The plot revolves around a research expedition to a remote island in the Azores. There to perform studies related to their PhD theses on volcanos, the group of students, a thesis advisor, a last-minute captain and a stowaway, are sidetracked by a mysterious explosion, and the appearance of strange rocks that appear to have peculiar properties. I believe it is no spoiler to say that these rocks are not what they seem, the US and UK Govenment ride in with a warship, and there are passages where the personalities take a backseat to science, ecology, politics, nano-technology (whispers of MC’s “Prey” can already be heard among the club). More cannot be revealed without telegraphing substantial developments in the plot.

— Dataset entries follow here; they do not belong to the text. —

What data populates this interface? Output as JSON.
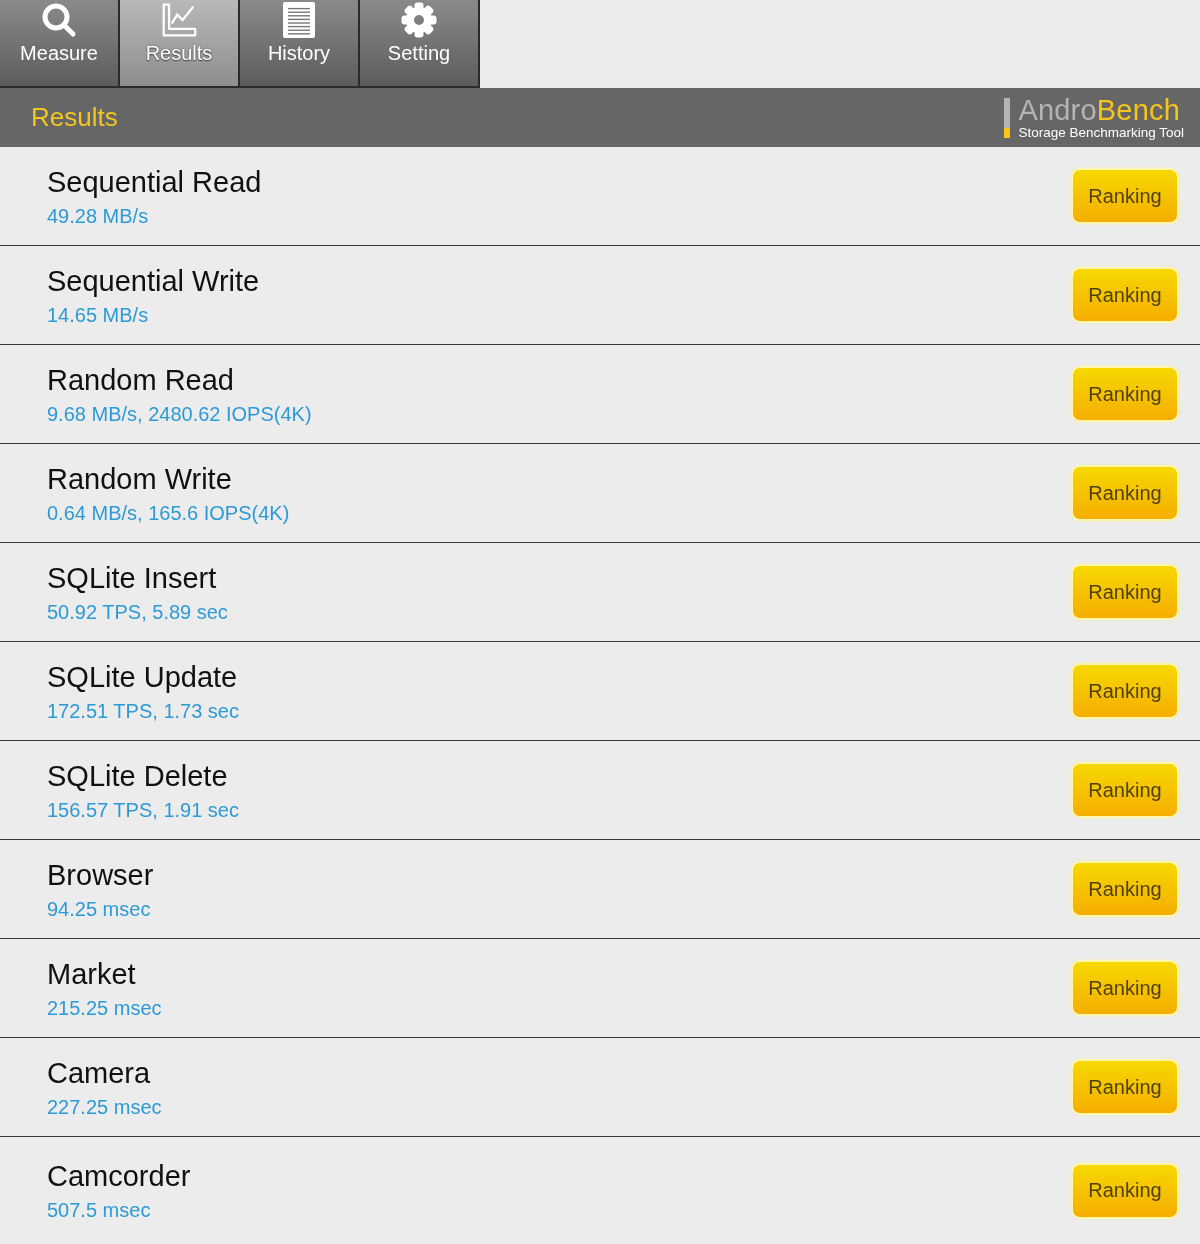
{
  "tabs": [
    {
      "label": "Measure",
      "selected": false
    },
    {
      "label": "Results",
      "selected": true
    },
    {
      "label": "History",
      "selected": false
    },
    {
      "label": "Setting",
      "selected": false
    }
  ],
  "header": {
    "title": "Results",
    "logo": {
      "name_start": "Andro",
      "name_end": "Bench",
      "tagline": "Storage Benchmarking Tool"
    }
  },
  "results": [
    {
      "name": "Sequential Read",
      "value": "49.28 MB/s",
      "button": "Ranking"
    },
    {
      "name": "Sequential Write",
      "value": "14.65 MB/s",
      "button": "Ranking"
    },
    {
      "name": "Random Read",
      "value": "9.68 MB/s, 2480.62 IOPS(4K)",
      "button": "Ranking"
    },
    {
      "name": "Random Write",
      "value": "0.64 MB/s, 165.6 IOPS(4K)",
      "button": "Ranking"
    },
    {
      "name": "SQLite Insert",
      "value": "50.92 TPS, 5.89 sec",
      "button": "Ranking"
    },
    {
      "name": "SQLite Update",
      "value": "172.51 TPS, 1.73 sec",
      "button": "Ranking"
    },
    {
      "name": "SQLite Delete",
      "value": "156.57 TPS, 1.91 sec",
      "button": "Ranking"
    },
    {
      "name": "Browser",
      "value": "94.25 msec",
      "button": "Ranking"
    },
    {
      "name": "Market",
      "value": "215.25 msec",
      "button": "Ranking"
    },
    {
      "name": "Camera",
      "value": "227.25 msec",
      "button": "Ranking"
    },
    {
      "name": "Camcorder",
      "value": "507.5 msec",
      "button": "Ranking"
    }
  ]
}
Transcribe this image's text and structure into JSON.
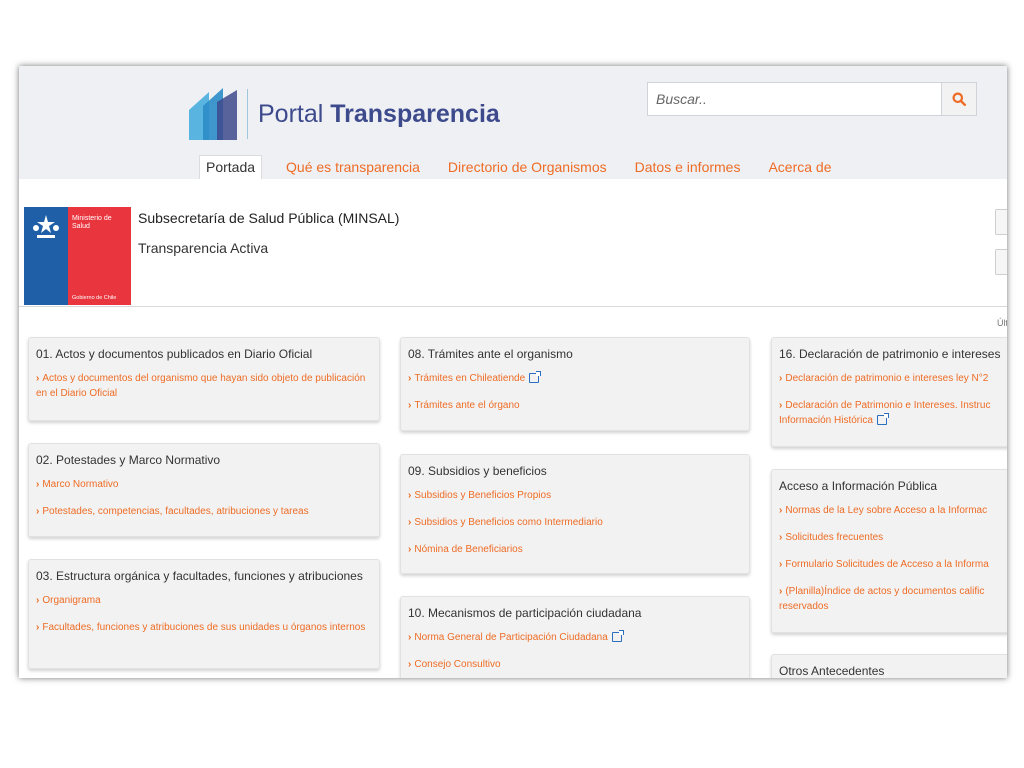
{
  "header": {
    "logo_word1": "Portal",
    "logo_word2": "Transparencia",
    "search_placeholder": "Buscar.."
  },
  "nav": [
    {
      "label": "Portada",
      "active": true
    },
    {
      "label": "Qué es transparencia"
    },
    {
      "label": "Directorio de Organismos"
    },
    {
      "label": "Datos e informes"
    },
    {
      "label": "Acerca de"
    }
  ],
  "organism": {
    "logo_line1": "Ministerio de",
    "logo_line2": "Salud",
    "logo_footer": "Gobierno de Chile",
    "name": "Subsecretaría de Salud Pública (MINSAL)",
    "section": "Transparencia Activa",
    "last_update_label": "Últi"
  },
  "cards": [
    {
      "title": "01. Actos y documentos publicados en Diario Oficial",
      "links": [
        "Actos y documentos del organismo que hayan sido objeto de publicación en el Diario Oficial"
      ]
    },
    {
      "title": "02. Potestades y Marco Normativo",
      "links": [
        "Marco Normativo",
        "Potestades, competencias, facultades, atribuciones y tareas"
      ]
    },
    {
      "title": "03. Estructura orgánica y facultades, funciones y atribuciones",
      "links": [
        "Organigrama",
        "Facultades, funciones y atribuciones de sus unidades u órganos internos"
      ]
    },
    {
      "title": "08. Trámites ante el organismo",
      "links": [
        "Trámites en Chileatiende",
        "Trámites ante el órgano"
      ]
    },
    {
      "title": "09. Subsidios y beneficios",
      "links": [
        "Subsidios y Beneficios Propios",
        "Subsidios y Beneficios como Intermediario",
        "Nómina de Beneficiarios"
      ]
    },
    {
      "title": "10. Mecanismos de participación ciudadana",
      "links": [
        "Norma General de Participación Ciudadana",
        "Consejo Consultivo"
      ]
    },
    {
      "title": "16. Declaración de patrimonio e intereses",
      "links": [
        "Declaración de patrimonio e intereses ley N°2",
        "Declaración de Patrimonio e Intereses. Instruc Información Histórica"
      ]
    },
    {
      "title": "Acceso a Información Pública",
      "links": [
        "Normas de la Ley sobre Acceso a la Informac",
        "Solicitudes frecuentes",
        "Formulario Solicitudes de Acceso a la Informa",
        "(Planilla)Índice de actos y documentos calific reservados"
      ]
    },
    {
      "title": "Otros Antecedentes",
      "links": []
    }
  ],
  "colors": {
    "accent_orange": "#ee6c25",
    "brand_blue": "#3d4a8c",
    "chile_blue": "#1f5fa8",
    "chile_red": "#e9353e"
  },
  "icons": {
    "search": "search-icon",
    "chevron": "chevron-right-icon",
    "external": "external-link-icon"
  }
}
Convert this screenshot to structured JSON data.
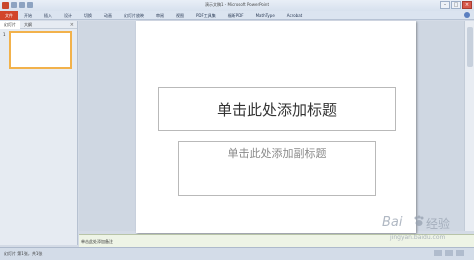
{
  "window": {
    "title": "演示文稿1 - Microsoft PowerPoint",
    "controls": [
      "–",
      "□",
      "×"
    ]
  },
  "ribbon": {
    "file_tab": "文件",
    "tabs": [
      "开始",
      "插入",
      "设计",
      "切换",
      "动画",
      "幻灯片放映",
      "审阅",
      "视图",
      "PDF工具集",
      "福昕PDF",
      "MathType",
      "Acrobat"
    ]
  },
  "left_pane": {
    "tabs": [
      "幻灯片",
      "大纲"
    ],
    "close_glyph": "×",
    "slide_number": "1"
  },
  "slide": {
    "title_placeholder": "单击此处添加标题",
    "subtitle_placeholder": "单击此处添加副标题"
  },
  "notes": {
    "placeholder": "单击此处添加备注"
  },
  "status": {
    "slide_info": "幻灯片 第1张，共1张"
  },
  "watermark": {
    "brand": "Bai",
    "brand_cn": "经验",
    "url": "jingyan.baidu.com"
  },
  "colors": {
    "file_tab": "#d2452a",
    "selection": "#f2b24c"
  }
}
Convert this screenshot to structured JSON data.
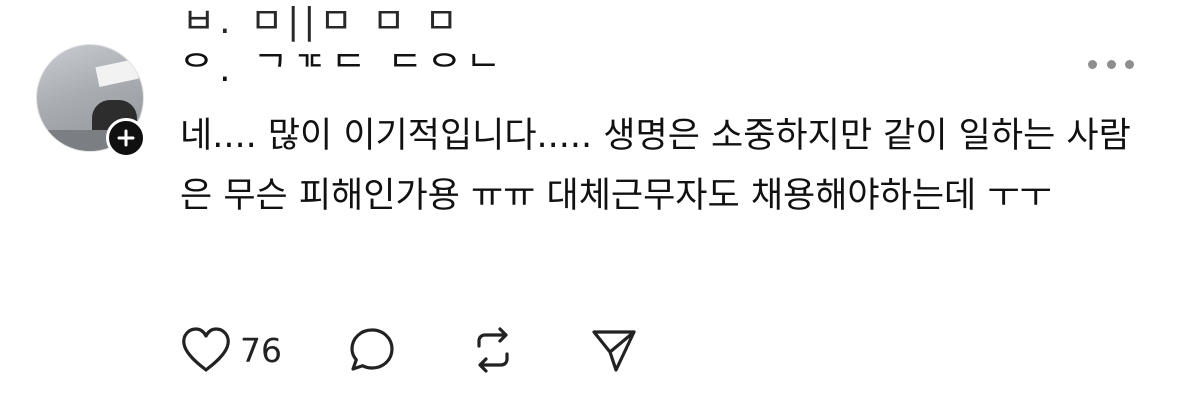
{
  "previous_post_fragment": "ㅂ. ㅁ||ㅁ ㅁ ㅁ",
  "post": {
    "username": "ᄋ. ᄀᄀᄃᄃ ᄃᄋᄂ",
    "text": "네.... 많이 이기적입니다..... 생명은 소중하지만 같이 일하는 사람은 무슨 피해인가용 ㅠㅠ 대체근무자도 채용해야하는데 ㅜㅜ",
    "likes": "76"
  },
  "icons": {
    "more": "more-horizontal-icon",
    "like": "heart-icon",
    "reply": "comment-bubble-icon",
    "repost": "repost-icon",
    "share": "send-icon",
    "follow": "plus-icon"
  }
}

“Geonesis” is a self-published novel, and benefits and suffers from this one fact. It was clearly a labour of love from Mr. Watson, and in today’s fierce book-publishing market where piles of worthy manuscripts never even get read by a scout, it’s no surprise that self-publishing is a route taken by some. It’s relatively cheap, it aspires to no great audience, and it is better than a tattered printout somewhere that no-one will ever read.
Where it suffers is in the kind of first-novel mistakes that a more seasoned, less emotionally invested editor would have pruned or corrected. Adverbs abound, characters are superficial at best, speak unrealistically about personal events and in the first part of the book, seem to be introduced at the whim of plot. There are a few spelling mistakes, grammatical mistakes and uneven plot lines which often confuse. There is no one central character, but the point of view keeps jumping from one person to the next, somethimes between one paragraph and another. Romance and sex are handled in what can at best be described as childish. And characterization lacks subtlety, depth or complexity: each character in the story is given one major defining trait and more or less stays there: Mary’s independence, Doug’s grief, Joby’s playfulness, Cat’s confusion…but that’s more or less it.
Mr. Watson shines – as Crichton did – in his science. There’s no question he loves and knows what he is writing about, and throwaway details are always interesting (the whole business about the gekko’s feet is a good example). What he lacks is presentation, a way to thrillingly bring this alive in the mind of the reader, and the often stilted dialogue does much to undermine the fascination of his central thesis. Too many extraneous threads are introduced that interrupt his narrative flow – worst are the shipboard romances and whininess of the Beresfords, which are key to derailing what should be a terrific premise and story, and distracting the reader. Crichton and Asimov, who both shared this flaw, got around it by concentrating fiercely on the science – here, this is not the case.
To its credit, the strength of the story transcends most of these weaknesses. As Curt noted, it started self-consciously and then got into its flow. It’s interesting, if nothing else, and tackles a subject not often seen, not often examined in this realistic kind of setting. The themes one can take from it will undoubtedly make for good discussion.
As an editor, my advice would be to correct the obvious flaws, proof more rigourously and keep going until it’s right. As a reader, my feeling is that Mr. Watson will – and should – publish more, but sincerely hope he will develop more polish and a stronger sense of pace and character in the work going forward.
Last note: Shoemaker-Levy did not crash into Saturn but into Jupiter.